Una fuerte explosión quebró en dos la última galera corsaria que quedaba íntegra. Al ver el fatal destino de las cuatro galeras, todas ya afectadas por el fuego enemigo, desde la que comandaba Harbid izaron una bandera roja que daba la señal concertada. En menos de un minuto los explosivos que habían sido colocados siguiendo sus órdenes empezaron a hacer saltar por los aires las cuatro embarcaciones llenando el mar de madera, restos de mercancía y muertos.

Desde dos naos de la Armada Real habían sido botadas cinco embarcaciones en persecución de los botes corsarios para cortarles el paso. A todas luces, eran más rápidas las cristianas, lo que hizo temer la peor suerte para los pocos que trataban de huir. Al tanto de ello, Harbid rogó la protección de Alá porque nada más se podía hacer por ellas.

Cuando su galera se encontraba a menos de media milla del grueso de la Armada española, mandó a dos de sus hombres que tuvieran las mechas preparadas para explotar la nave en cuanto estuvieran en medio de la flota enemiga para infligir el mayor daño posible. Desde el buque enseña de los cristianos su capitán mandó abrir la formación y que sus naves dispararan contra ella.

La respuesta atravesó el cielo y dos de las balas impactaron en la cubierta sin consecuencias para la navegación. Harbid evaluó los daños y mandó virar a estribor para esquivar los siguientes disparos. Entre su proa y un grupo de cuatro naos cristianas tan solo había ya un centenar de cuerdas de separación.

Los primeros disparos de fusil partieron de la Armada y provocaron las primeras bajas corsarias.

A dos millas de ellos, al sur, se estaba librando una encarnizada lucha cuerpo a cuerpo entre los que pretendían huir y las barcas de la Armada que habían conseguido darles alcance. Salvo una que pudo llegar a la costa y huir. Sus ocupantes desde tierra observaron el terrible escenario que acababan de superar, y vieron cómo la única de sus galeras que quedaba entera conseguía alcanzar, en esos momentos, a un grupo de cuatro naos enemigas. Llevaba el palo mayor roto por una bala de cañón y el alcázar casi desaparecido por otra.
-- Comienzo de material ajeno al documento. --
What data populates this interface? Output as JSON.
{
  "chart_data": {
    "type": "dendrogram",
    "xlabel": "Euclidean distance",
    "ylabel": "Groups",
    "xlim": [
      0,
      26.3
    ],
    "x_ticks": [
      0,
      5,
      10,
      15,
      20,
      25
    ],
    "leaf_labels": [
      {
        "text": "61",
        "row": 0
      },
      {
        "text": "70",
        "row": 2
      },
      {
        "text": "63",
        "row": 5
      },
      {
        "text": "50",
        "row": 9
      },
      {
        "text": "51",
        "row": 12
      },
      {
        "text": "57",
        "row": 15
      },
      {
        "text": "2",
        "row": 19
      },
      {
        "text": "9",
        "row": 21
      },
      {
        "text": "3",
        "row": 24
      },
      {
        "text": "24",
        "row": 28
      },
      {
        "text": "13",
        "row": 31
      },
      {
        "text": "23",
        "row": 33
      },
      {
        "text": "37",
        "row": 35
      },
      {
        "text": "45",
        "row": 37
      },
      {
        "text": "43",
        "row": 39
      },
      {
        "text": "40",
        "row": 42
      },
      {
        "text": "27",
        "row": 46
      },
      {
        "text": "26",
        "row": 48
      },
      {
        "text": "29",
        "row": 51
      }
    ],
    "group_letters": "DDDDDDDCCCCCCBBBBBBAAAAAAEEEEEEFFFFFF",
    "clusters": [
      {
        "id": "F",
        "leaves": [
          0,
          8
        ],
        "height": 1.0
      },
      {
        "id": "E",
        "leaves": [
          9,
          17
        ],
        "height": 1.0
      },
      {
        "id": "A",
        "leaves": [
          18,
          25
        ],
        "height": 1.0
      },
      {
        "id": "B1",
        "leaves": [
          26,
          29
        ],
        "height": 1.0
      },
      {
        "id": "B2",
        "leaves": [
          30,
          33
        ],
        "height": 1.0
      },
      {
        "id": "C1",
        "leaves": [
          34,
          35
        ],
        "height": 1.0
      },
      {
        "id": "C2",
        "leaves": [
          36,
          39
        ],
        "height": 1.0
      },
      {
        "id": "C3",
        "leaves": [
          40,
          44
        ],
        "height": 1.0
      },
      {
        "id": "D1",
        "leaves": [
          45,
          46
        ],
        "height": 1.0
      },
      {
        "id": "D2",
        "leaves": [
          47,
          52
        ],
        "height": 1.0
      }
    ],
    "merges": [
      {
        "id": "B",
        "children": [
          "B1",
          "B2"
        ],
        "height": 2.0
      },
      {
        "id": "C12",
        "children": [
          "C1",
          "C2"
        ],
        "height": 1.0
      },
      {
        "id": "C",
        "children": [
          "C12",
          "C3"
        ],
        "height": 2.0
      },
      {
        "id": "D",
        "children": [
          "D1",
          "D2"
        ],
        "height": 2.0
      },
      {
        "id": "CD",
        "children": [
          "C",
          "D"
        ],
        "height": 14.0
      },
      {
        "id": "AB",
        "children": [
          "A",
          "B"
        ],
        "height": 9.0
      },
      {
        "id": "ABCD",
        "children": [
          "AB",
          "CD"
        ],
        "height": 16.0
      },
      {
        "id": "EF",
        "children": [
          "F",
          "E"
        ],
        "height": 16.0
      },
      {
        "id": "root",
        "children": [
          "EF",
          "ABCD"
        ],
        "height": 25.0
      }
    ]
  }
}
A pesar de la distancia vieron a su capitán levantar el sable al viento, y frente a su enemigo, que lo apuntaba desde los cuatro costados, antes de estallar la galera por los aires, lo oyeron gritar.

—Malditos seáis, vais a probar en vuestras carnes la furia corsaria…

* * *

Barcelona recibió al Emperador con salvas y honores a su llegada desde Monzón, donde había pasado los tres últimos meses. Lo esperaban el duque de Alba, el de Cardona y los obispos de Barcelona, Vich y Gerona. Estaban a dieciséis de octubre y era lunes. El emperador Carlos dedicó el resto del mes a visitar la ciudad, a estudiar sus fortificaciones y a despachar los asuntos más importantes.